Multi-view of Djibouti with photo of Maskali Islands in the centre of the bottom row in the postcard. Thanks to DAO of United Kingdom for this beautiful postcard mailed from Djibouti.





Djibouti - The historical urban landscape of the city of Djibouti and its specific buildings

"Due to its geographical location, at the crossroads of Africa, the Middle East and the Indian Ocean, Djibouti was, since the Middle Ages, an important commercial hub between the Arabs and Africa, especially for the traffic slaves or the aromatics trade.
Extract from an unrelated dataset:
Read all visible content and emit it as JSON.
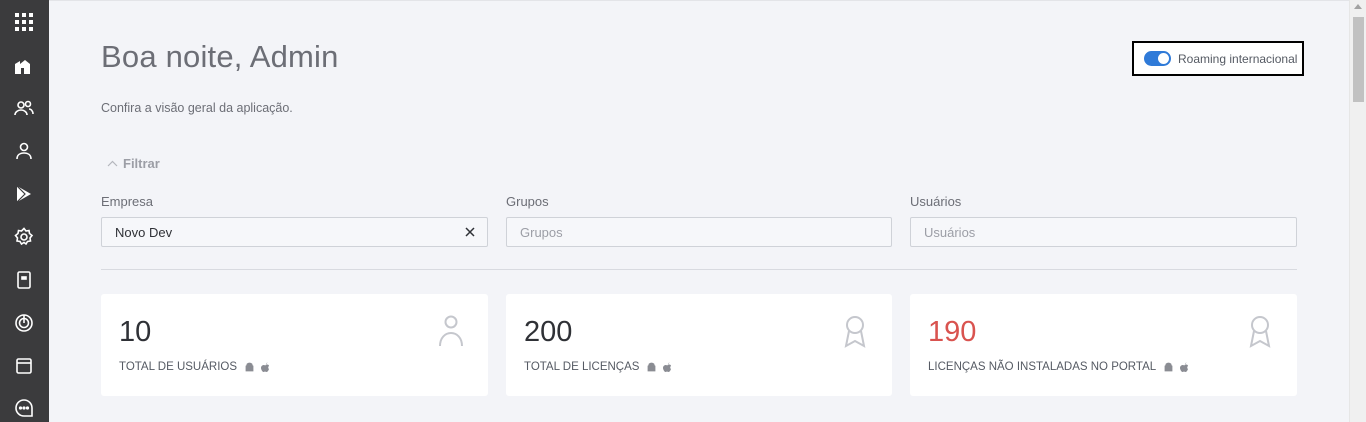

It is through historical facts that the city was built. In 1862, France returned to the region of Obock and acquired it by a treaty with the chiefs of this region. In 1890, the French governor Lagarde decided to transfer the seat of the government located in Obock to Djibouti cape, a peninsula which opens widely on the Gulf of Aden. On this marshy site the Governor Lagarde undertakes to establish the bases of an urban fabric, Djibouti-city, which will become in 1896 the chief town of the colony called French Coast of Somalis."
Source: UNESCO World Heritage Tentative List


Place Mahmoud Harbi of Djibouti City is named after a fervent Somalian who wanted merger of Djibouti with Somalia. Thanks to Ronald of Sweden.
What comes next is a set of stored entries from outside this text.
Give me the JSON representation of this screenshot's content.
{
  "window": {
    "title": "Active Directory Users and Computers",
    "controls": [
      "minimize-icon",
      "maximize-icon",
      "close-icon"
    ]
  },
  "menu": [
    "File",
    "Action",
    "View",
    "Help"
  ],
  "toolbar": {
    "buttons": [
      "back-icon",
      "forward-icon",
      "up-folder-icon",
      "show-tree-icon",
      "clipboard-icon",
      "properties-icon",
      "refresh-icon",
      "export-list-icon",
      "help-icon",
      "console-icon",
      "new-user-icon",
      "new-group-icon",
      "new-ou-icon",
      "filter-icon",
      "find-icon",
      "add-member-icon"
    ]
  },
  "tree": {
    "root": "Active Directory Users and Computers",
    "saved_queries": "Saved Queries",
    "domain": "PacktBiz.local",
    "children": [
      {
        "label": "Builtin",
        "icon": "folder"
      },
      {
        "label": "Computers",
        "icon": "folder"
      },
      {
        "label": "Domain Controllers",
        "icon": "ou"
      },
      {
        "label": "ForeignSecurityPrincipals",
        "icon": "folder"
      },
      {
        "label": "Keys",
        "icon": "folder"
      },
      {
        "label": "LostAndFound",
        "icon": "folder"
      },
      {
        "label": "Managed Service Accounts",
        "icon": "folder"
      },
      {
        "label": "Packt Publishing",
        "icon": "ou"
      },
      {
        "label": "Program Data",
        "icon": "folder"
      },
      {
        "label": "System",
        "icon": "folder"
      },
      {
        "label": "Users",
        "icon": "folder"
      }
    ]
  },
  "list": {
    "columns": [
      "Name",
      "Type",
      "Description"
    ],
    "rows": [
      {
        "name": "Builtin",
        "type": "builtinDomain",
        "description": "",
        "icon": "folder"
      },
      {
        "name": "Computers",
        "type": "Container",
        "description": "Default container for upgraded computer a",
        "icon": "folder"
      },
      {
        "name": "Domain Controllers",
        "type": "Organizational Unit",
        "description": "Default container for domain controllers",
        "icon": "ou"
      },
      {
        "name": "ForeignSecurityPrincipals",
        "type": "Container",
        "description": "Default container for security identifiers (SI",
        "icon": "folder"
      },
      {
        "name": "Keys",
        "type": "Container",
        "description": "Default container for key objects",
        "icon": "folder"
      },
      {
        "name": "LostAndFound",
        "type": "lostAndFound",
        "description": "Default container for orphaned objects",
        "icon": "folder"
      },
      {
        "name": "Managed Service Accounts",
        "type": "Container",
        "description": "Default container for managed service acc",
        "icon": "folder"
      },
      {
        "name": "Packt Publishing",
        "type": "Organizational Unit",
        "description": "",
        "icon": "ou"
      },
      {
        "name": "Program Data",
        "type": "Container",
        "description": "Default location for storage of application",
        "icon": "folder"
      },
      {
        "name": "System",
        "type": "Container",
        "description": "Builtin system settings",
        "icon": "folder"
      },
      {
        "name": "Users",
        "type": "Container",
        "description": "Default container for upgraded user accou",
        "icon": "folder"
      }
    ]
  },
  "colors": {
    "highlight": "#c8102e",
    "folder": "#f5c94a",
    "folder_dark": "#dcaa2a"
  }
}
Cape Verde - Parc Naturel de Fogo РCḥ das Caldeiras

"The Fogo Natural Park is located in the central part of the island of Fogo and consists of the volcano, the crater, the Bordeira (mountain wall) and the perimeter of the forest of Monte Velha. The park has an area of ​​8468.5 hectares and is located at the confluence of three municipalities: Sao Filipe (1861 ha: 22% of the Park), Santa Catarina (4237 ha: 50% of the Park) and Mosteiros (2370 ha: 28% of the Park). The Fogo volcano, which gives its name to this island, is 2829 meters high and is the highest point of Cabo Verde. The volcano is still active, with a caldera 8 km in diameter and an opening to the east. The escarpment bordering the bottom of the caldera has an almost vertical slope that reaches 1000 meters at its highest point. Inside the bordeira, there are many veins, some of which are connected with adventitious cones on the outside."

Source: UNESCO World Heritage Tentative List


Fogo is the youngest and most active volcano in Cape Verde - Cabo Verde, which is located off the north west coast of Africa. Stamp of visually impaired with a guide dog. Thanks so much to Gilles who was visiting.